Con el tiempo ha quedado atrás la costumbre de rendir homenaje a antiguas leyendas del cine

Hace 25 años el Festival de Cannes decidió rendir homenaje a la legendaria estrella Marlene Dietrich. Se editó un bonito cartel y se organizó un sarao en su honor… al que finalmente ella no acudió, ya que se murió dos días antes del anunciado evento con algo más de noventa años. Hubo entonces mucha guasa porque era el festival de San Sebastián al que se le había adjudicado el sambenito de mataestrellas… “¿Quién será este año el suicida que acepte el premio Donostia?”, escribió un afamado y malintencionado gacetillero.
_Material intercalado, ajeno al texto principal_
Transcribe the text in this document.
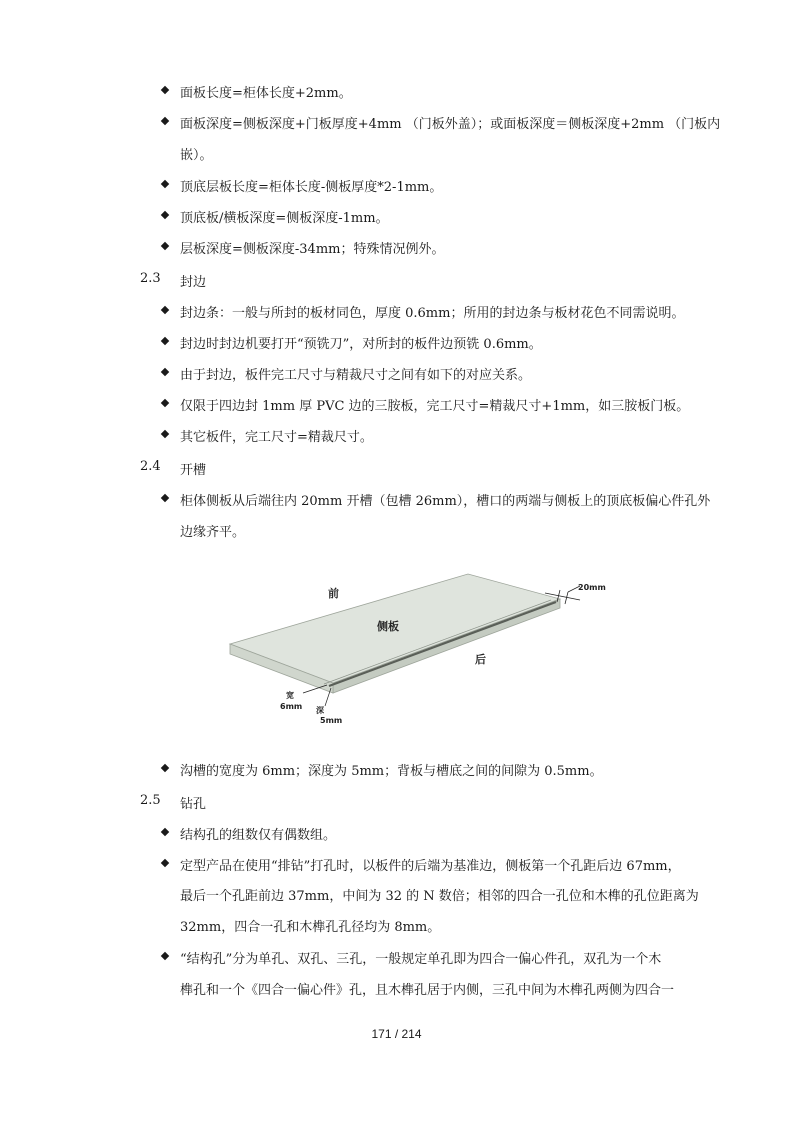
面板长度=柜体长度+2mm。
面板深度=侧板深度+门板厚度+4mm （门板外盖）；或面板深度＝侧板深度+2mm （门板内
嵌）。
顶底层板长度=柜体长度-侧板厚度*2-1mm。
顶底板/横板深度=侧板深度-1mm。
层板深度=侧板深度-34mm；特殊情况例外。
2.3 封边
封边条：一般与所封的板材同色，厚度 0.6mm；所用的封边条与板材花色不同需说明。
封边时封边机要打开“预铣刀”，对所封的板件边预铣 0.6mm。
由于封边，板件完工尺寸与精裁尺寸之间有如下的对应关系。
仅限于四边封 1mm 厚 PVC 边的三胺板，完工尺寸=精裁尺寸+1mm，如三胺板门板。
其它板件，完工尺寸=精裁尺寸。
2.4 开槽
柜体侧板从后端往内 20mm 开槽（包槽 26mm），槽口的两端与侧板上的顶底板偏心件孔外
边缘齐平。
前
侧板
后
20mm
宽
6mm 深
5mm
沟槽的宽度为 6mm；深度为 5mm；背板与槽底之间的间隙为 0.5mm。
2.5 钻孔
结构孔的组数仅有偶数组。
定型产品在使用“排钻”打孔时，以板件的后端为基准边，侧板第一个孔距后边 67mm，
最后一个孔距前边 37mm，中间为 32 的 N 数倍；相邻的四合一孔位和木榫的孔位距离为
32mm，四合一孔和木榫孔孔径均为 8mm。
“结构孔”分为单孔、双孔、三孔，一般规定单孔即为四合一偏心件孔，双孔为一个木
榫孔和一个《四合一偏心件》孔，且木榫孔居于内侧，三孔中间为木榫孔两侧为四合一
171 / 214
Jack Lemmon y Billy Wilder, por ejemplo parece que se negaron en su momento a visitar San Sebastián por esa cretina superstición, y terminaron muriéndose tras visitar otros festivales más saludables.

Con el tiempo ha quedado atrás la costumbre de rendir homenaje a antiguas leyendas del cine, hasta el punto de que hoy en día muchísimos jóvenes no saben de quién se habla cuando se refiere uno a ellas aunque casi a diario ahora vemos en las teles españolas películas con Conchita Montenegro, Antoñita Colomé, Jorge Mistral, Juan Calvo, Armando Calvo, Raquel Rodrigo, José Luis Ozores, Imperio Argentina, José Orjas, Pepe Isbert… estrellas que en su día paraban la circulación de las calles y atraían a masas de admiradores que los consideraban como miembros de sus propias familias. Muchos de ellos triunfaron en diversas partes del mundo, Hollywood incluido, cosa que ahora parece no haber ocurrido nunca, porque entre nosotros, no sólo los del cine, la gente no muere, sino que desaparece. Claro que la imagen permanece viva para siempre.

Es cierto que de vez en cuando se habla de ellos en alguna televisión –robando información de Wikipedia – y se les dedican algunas imágenes conmemorativas, pero en el polo opuesto de lo que hace la televisión de Hollywood con los suyos, a los que dedica programas homenaje como Hollywoood Remembers, que abren el apetito por ver su obra y saber más de ellos. En España, en términos de cultura popular preferimos gastarnos un pastizal en oleos de ministros a los que nadie recordaría de otra forma. Y que ni aun así habrá dios que los añore.